14 June 2017 - According to new research, scientists have found that a number of invasive alien plant species initially introduced as ornamental plants at tourism facilities are now spreading rapidly throughout the Serengeti-Mara ecosystem, posing a major threat to wildlife, including the annual wildebeest and zebra migration as well as a range of other plant and animal species.
Scientists from the Centre for Invasion Biology at the University of Stellenbosch and the Kenya Wildlife Service, writing in the journal Koedoe identified a number of invasive alien plant species in the Masai-Mara National Reserve, many of which have been intentionally introduced into tourism facilities that have now escaped cultivation and are colonising areas far away from any human habitation.

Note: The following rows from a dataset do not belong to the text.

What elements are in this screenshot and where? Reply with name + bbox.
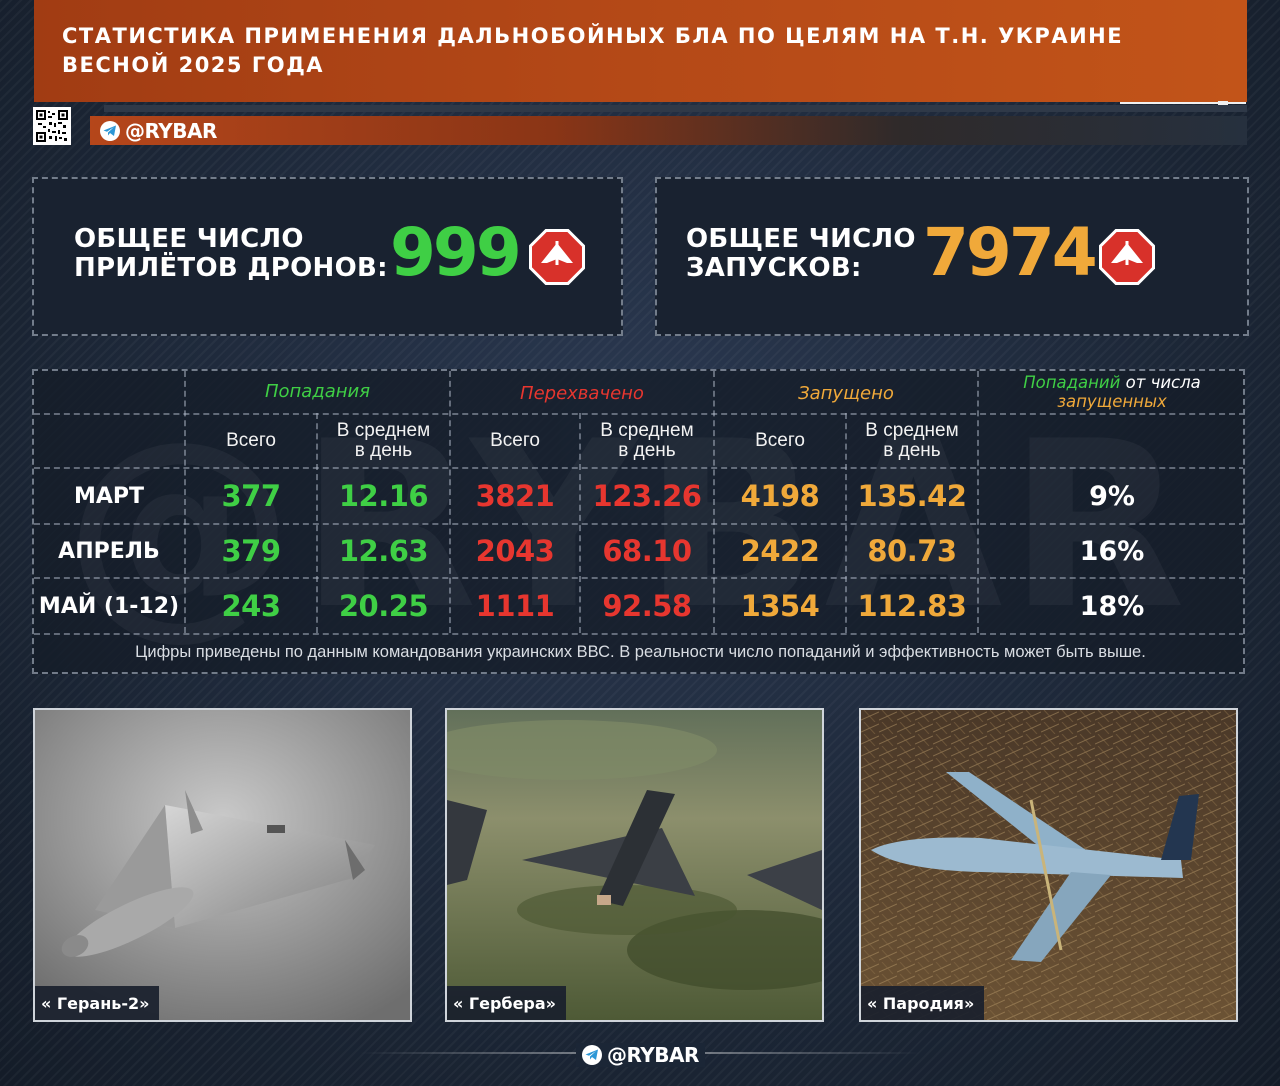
subheader-total: Всего — [490, 430, 540, 451]
column-group-ratio: Попаданий от числа запущенных — [979, 373, 1243, 411]
brand-handle[interactable]: @RYBAR — [100, 119, 217, 143]
photo-caption: « Гербера» — [447, 986, 567, 1020]
row-label-april: АПРЕЛЬ — [58, 538, 160, 564]
stat-card-launches: ОБЩЕЕ ЧИСЛО ЗАПУСКОВ: 7974 — [655, 177, 1249, 336]
table-cell: 377 — [221, 479, 281, 513]
page-title-line1: СТАТИСТИКА ПРИМЕНЕНИЯ ДАЛЬНОБОЙНЫХ БЛА П… — [62, 24, 1124, 48]
footer-brand-handle[interactable]: @RYBAR — [576, 1043, 705, 1067]
subheader-avg-line1: В среднем — [865, 420, 959, 441]
page-title-line2: ВЕСНОЙ 2025 ГОДА — [62, 53, 325, 77]
drone-gerbera-image — [447, 710, 822, 1020]
table-cell-ratio: 9% — [1089, 480, 1135, 512]
photo-caption: « Пародия» — [861, 986, 985, 1020]
photo-parodiya: « Пародия» — [859, 708, 1238, 1022]
subheader-total: Всего — [755, 430, 805, 451]
table-cell: 4198 — [740, 479, 820, 513]
footer-brand-name: @RYBAR — [607, 1043, 699, 1067]
column-group-ratio-part1: Попаданий — [1023, 373, 1121, 392]
photo-gerbera: « Гербера» — [445, 708, 824, 1022]
table-cell-ratio: 18% — [1079, 590, 1145, 622]
table-cell: 112.83 — [857, 589, 967, 623]
subheader-avg-line2: в день — [354, 440, 413, 461]
stat-label-hits-line1: ОБЩЕЕ ЧИСЛО — [74, 224, 304, 254]
table-cell: 68.10 — [602, 534, 692, 568]
subheader-avg-line2: в день — [883, 440, 941, 461]
table-cell: 243 — [221, 589, 281, 623]
column-group-ratio-part3: запущенных — [1057, 392, 1167, 411]
drone-warning-icon — [529, 229, 585, 285]
stat-card-hits: ОБЩЕЕ ЧИСЛО ПРИЛЁТОВ ДРОНОВ: 999 — [32, 177, 623, 336]
stat-label-launches: ОБЩЕЕ ЧИСЛО ЗАПУСКОВ: — [686, 225, 916, 283]
stat-label-launches-line1: ОБЩЕЕ ЧИСЛО — [686, 224, 916, 254]
drone-parodiya-image — [861, 710, 1236, 1020]
subheader-avg-line2: в день — [618, 440, 676, 461]
stat-label-launches-line2: ЗАПУСКОВ: — [686, 253, 862, 283]
column-group-hits: Попадания — [264, 380, 371, 402]
table-cell: 1111 — [475, 589, 555, 623]
table-cell-ratio: 16% — [1079, 535, 1145, 567]
subheader-avg-line1: В среднем — [600, 420, 694, 441]
drone-geran-image — [35, 710, 410, 1020]
telegram-icon — [582, 1045, 602, 1065]
subheader-total: Всего — [226, 430, 276, 451]
table-cell: 2043 — [475, 534, 555, 568]
subheader-avg-line1: В среднем — [336, 420, 431, 441]
stats-table: @RYBAR Попадания Перехвачено Запущено По… — [32, 369, 1245, 674]
stat-label-hits: ОБЩЕЕ ЧИСЛО ПРИЛЁТОВ ДРОНОВ: — [74, 225, 388, 283]
subheader-avg: В среднем в день — [318, 415, 449, 467]
stat-value-launches: 7974 — [923, 214, 1098, 291]
telegram-icon — [100, 121, 120, 141]
brand-name: @RYBAR — [125, 119, 217, 143]
table-cell: 135.42 — [857, 479, 967, 513]
photo-geran-2: « Герань-2» — [33, 708, 412, 1022]
qr-code-icon[interactable] — [33, 107, 71, 145]
table-cell: 2422 — [740, 534, 820, 568]
column-group-launched: Запущено — [798, 382, 894, 404]
brand-bar — [90, 116, 1247, 145]
table-cell: 12.16 — [338, 479, 429, 513]
header-divider-dot — [1218, 101, 1228, 105]
subheader-avg: В среднем в день — [847, 415, 977, 467]
table-footnote: Цифры приведены по данным командования у… — [135, 643, 1146, 661]
drone-warning-icon — [1099, 229, 1155, 285]
table-cell: 80.73 — [867, 534, 957, 568]
column-group-ratio-part2: от числа — [1120, 373, 1201, 392]
row-label-may: МАЙ (1-12) — [38, 593, 180, 619]
row-label-march: МАРТ — [73, 483, 145, 509]
table-cell: 92.58 — [602, 589, 692, 623]
subheader-avg: В среднем в день — [581, 415, 713, 467]
table-cell: 20.25 — [338, 589, 429, 623]
table-cell: 3821 — [475, 479, 555, 513]
column-group-intercepted: Перехвачено — [520, 382, 644, 404]
stat-value-hits: 999 — [390, 214, 522, 291]
table-cell: 123.26 — [592, 479, 702, 513]
table-cell: 12.63 — [338, 534, 429, 568]
header-divider — [104, 105, 1247, 112]
stat-label-hits-line2: ПРИЛЁТОВ ДРОНОВ: — [74, 253, 388, 283]
table-cell: 379 — [221, 534, 281, 568]
table-divider — [34, 633, 1243, 635]
table-cell: 1354 — [740, 589, 820, 623]
page-title: СТАТИСТИКА ПРИМЕНЕНИЯ ДАЛЬНОБОЙНЫХ БЛА П… — [62, 22, 1212, 80]
photo-caption: « Герань-2» — [35, 986, 160, 1020]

Native grasses and plant species that are essential food for grazing mammals are being displaced by these invaders, threatening one of the greatest wildlife spectacles in the natural world, the Great Migration.
Without urgent interventions scientists predict that the rapid spread of these alien species will convert much of the Serengeti-Mara ecosystem into a “green desert”, significantly reducing wildlife numbers and impacting on tourism and the economy.
Taking advantage of the seasonal conditions, wildlife such as wildebeest, zebras, Grant's gazelle, Thompson's gazelle, eland and impala, migrate across the grasslands in a cyclical pattern between Tanzania and Kenya in search of fresh pastures.
Senior invasive species expert at CABI, Dr Arne Witt explains:
“We need urgent action right now with a series of control programs implemented to reduce the severity of these threats. Failure to act could see the devastation of the Serengeti-Mara ecosystem as we know it.”
“Some of the most aggressive invaders have been intentional introductions to tourism facilities while others are invading the Serengeti-Mara ecosystem from adjacent areas, being moved naturally by wind, water or wildlife.”
Recent surveys undertaken by CABI, in partnership with national agencies, the results of which have recently been published in an Identification Guide, have revealed that there are already more than 160 invasive plant species in eastern Africa.
According to Witt, “Invasive alien plant species cause great damage, not only to the integrity and productivity of ecosystems but also to tourism, a major contributor to the economies of Kenya and Tanzania. Alarmingly these 160 recorded species are only those affecting biodiversity and livestock production. The species that only affect crop production have been excluded.”
“Rampant invasions in the Serengeti-Mara ecosystem will certainly reduce forage production, leading to drastic declines in the populations of wildebeest, zebras and other large grazing mammals. Since wildebeest are a keystone species, this would trigger major changes in the entire ecosystem,” Dr Witt said.
Scientists found 212 alien or exotic plant species intentionally introduced into gardens in the Masai-Mara National Reserve and adjoining conservancies. 51 of these had established self-perpetuating populations within the boundaries of tourism facilities and, of these, 23 species were recorded as being invasive within the ecosystem, outside of lodges and away from other human habitation
According to the scientists the six most dangerous species threatening the Serenget-Mara ecosystem, include 'famine weed' (Parthenium hysterophorus), 'devil weed' (Chromolaena odorata), mesquite (Prosopis juliflora), lantana or 'tickberry' (Lantana camara), various cactus species (Opuntia species), and Mexican sunflower (Tithonia diversifolia).
Urgent Intervention Needed
The authors of the article recommend that three key interventions should be implemented as a matter of urgency.
“First, all alien plant species, especially those that are known to be naturalized, invasive or potentially invasive, should be removed from the grounds of tourist facilities. Second, control programs aimed at eliminating outlier populations should be implemented to slow spread. Finally biological control solutions should be implemented wherever possible.” said Dr Witt.
“In carrying out this research, CABI together with other scientists have taken the first step in highlighting the threat of invasive alien species to one of the natural wonders of the world, the Great Migration. The publication illustrates the potential threat to both wildlife and economies of invasive species of plants. The need to act with full policy support and have ongoing active management could not be greater or more urgent.”
By helping to understand and manage the impact of invasive species on farmer livelihoods, CABI is well positioned to help achieve several of the Sustainable Development Goals by 2030. This includes SDG1 No Poverty, SDG2 Zero Hunger, and SDG 15 Life on Land. The latter explicitly calls for the reduction of the impact of invasive alien species on land and water ecosystems.